The sprint has been quieter than I expected. We have had a few conversations between locations, but the quality isn't quite good enough. The biggest problem is the microphones. The rooms we are using are big and it's hard to hear someone who isn't intentionally talking into the microphone. The Mountain View room is a large classroom, where you must hold or wear the microphone to be heard in New York. We may do better if we get a conference room that is intended for meetings rather than classes. Despite the problems, it has been really handy to be able to talk on occasion.

Monday, August 21, 2006

Py3k Sprint Project

Guido suggested a Python 3000 project for me, albeit one that will be done mostly in Python 2.5. I'm going to work on tools for analyzing and refactoring Python 2.x code so that it runs in Python 3.x.
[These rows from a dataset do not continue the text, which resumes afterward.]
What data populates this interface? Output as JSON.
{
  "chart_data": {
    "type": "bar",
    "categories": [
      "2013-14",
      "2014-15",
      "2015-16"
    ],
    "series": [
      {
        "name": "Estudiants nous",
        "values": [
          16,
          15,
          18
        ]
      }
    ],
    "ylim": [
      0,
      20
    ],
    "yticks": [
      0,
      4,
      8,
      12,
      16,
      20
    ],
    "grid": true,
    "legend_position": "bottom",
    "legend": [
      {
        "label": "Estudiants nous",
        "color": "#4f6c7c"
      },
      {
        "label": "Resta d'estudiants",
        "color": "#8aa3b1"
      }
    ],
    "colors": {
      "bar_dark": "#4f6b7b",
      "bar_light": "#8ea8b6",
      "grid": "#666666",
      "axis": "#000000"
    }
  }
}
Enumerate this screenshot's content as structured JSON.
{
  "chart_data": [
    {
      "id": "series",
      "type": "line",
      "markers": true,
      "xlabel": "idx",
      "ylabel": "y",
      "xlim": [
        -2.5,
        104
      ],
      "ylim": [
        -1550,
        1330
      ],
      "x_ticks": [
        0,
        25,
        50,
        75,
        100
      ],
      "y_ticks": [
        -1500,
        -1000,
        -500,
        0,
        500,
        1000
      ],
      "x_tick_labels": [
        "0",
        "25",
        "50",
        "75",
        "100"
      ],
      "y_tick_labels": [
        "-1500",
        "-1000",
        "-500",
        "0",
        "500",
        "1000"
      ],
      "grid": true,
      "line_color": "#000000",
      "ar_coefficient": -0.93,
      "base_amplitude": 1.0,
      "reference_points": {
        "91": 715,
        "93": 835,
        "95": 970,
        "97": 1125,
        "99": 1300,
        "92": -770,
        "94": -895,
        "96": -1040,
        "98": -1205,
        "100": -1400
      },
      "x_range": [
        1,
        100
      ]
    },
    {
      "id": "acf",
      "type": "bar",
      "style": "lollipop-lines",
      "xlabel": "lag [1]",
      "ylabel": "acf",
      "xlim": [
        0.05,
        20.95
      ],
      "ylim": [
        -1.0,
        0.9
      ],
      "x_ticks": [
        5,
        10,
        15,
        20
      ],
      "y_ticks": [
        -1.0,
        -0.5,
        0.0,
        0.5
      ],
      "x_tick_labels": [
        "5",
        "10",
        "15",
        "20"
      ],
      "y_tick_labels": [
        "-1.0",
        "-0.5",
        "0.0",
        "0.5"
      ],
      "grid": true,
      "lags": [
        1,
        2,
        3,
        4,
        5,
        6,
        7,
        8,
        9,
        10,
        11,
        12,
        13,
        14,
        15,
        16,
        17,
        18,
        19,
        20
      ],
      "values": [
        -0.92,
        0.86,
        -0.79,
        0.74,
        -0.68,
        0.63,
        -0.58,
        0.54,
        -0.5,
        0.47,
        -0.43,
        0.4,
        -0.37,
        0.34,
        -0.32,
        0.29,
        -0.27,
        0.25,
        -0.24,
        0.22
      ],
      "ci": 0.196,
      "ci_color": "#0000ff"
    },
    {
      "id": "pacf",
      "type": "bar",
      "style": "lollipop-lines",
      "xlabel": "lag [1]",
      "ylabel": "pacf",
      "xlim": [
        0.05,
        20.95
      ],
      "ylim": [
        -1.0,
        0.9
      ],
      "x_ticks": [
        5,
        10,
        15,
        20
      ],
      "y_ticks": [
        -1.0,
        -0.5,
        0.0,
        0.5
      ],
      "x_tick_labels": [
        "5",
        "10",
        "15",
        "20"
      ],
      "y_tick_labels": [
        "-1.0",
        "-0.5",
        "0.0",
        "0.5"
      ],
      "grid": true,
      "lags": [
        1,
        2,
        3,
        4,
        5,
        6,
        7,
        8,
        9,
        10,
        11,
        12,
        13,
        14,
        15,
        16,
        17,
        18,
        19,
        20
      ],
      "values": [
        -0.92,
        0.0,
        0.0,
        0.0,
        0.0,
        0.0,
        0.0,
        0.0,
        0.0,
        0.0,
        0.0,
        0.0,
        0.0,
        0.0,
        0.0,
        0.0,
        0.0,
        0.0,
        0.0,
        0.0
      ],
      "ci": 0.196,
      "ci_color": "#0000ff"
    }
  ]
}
To pick one example: Uses of mydict.has_key(akey) needs to be changes to "akey in mydict" (or mydict.__contains__(akey) in some odd cases).

I'm not sure that there is a lot of existing code to work from. I believe Bicycle Repair Man may handle some of these issues, but the SourceForge site is unreachable right now. My plan is to start with a simple tool to parse a Python source file, build an AST annotated with token information, and rewrite the same code (preserving whitespaces, comments, &c). This minimal functionality will be useful for general source-to-source transformations. It will probably take a day or two to get it working.

Video conference hiccups

It's after lunch here in New York, and we're getting the kinks worked out of the videoconference system. We've a Tandberg Meastro on our end--a high-end system with two screens, one for the far-end camera and one for slides. It's just tricky to get all the screens configured and the microphones working on both ends. Once we got everything working, it's a pretty good deal. We can see and hear everyone in Mountain View clearly.

Guido is going through the Python 3000 sprint wiki to discuss potential tasks. Neal, Thomas, and I got started on some 2.x projects this morning, but I'll probably switch to Py3k this afternoon.

Google Python sprint underway

Neal Norwitz, Thomas Wouters, and I are sitting on the 16th floor at 1440 Broadway New York for the Google Python Sprint. It's a beautiful day and there is lots of light coming in from 42nd St. I'm going to start with some simple restructuring of compile.c, breaking it out into its natural components. Most of the sprinters are in Mountain View. We'll be joining them by video conference in another hour or so.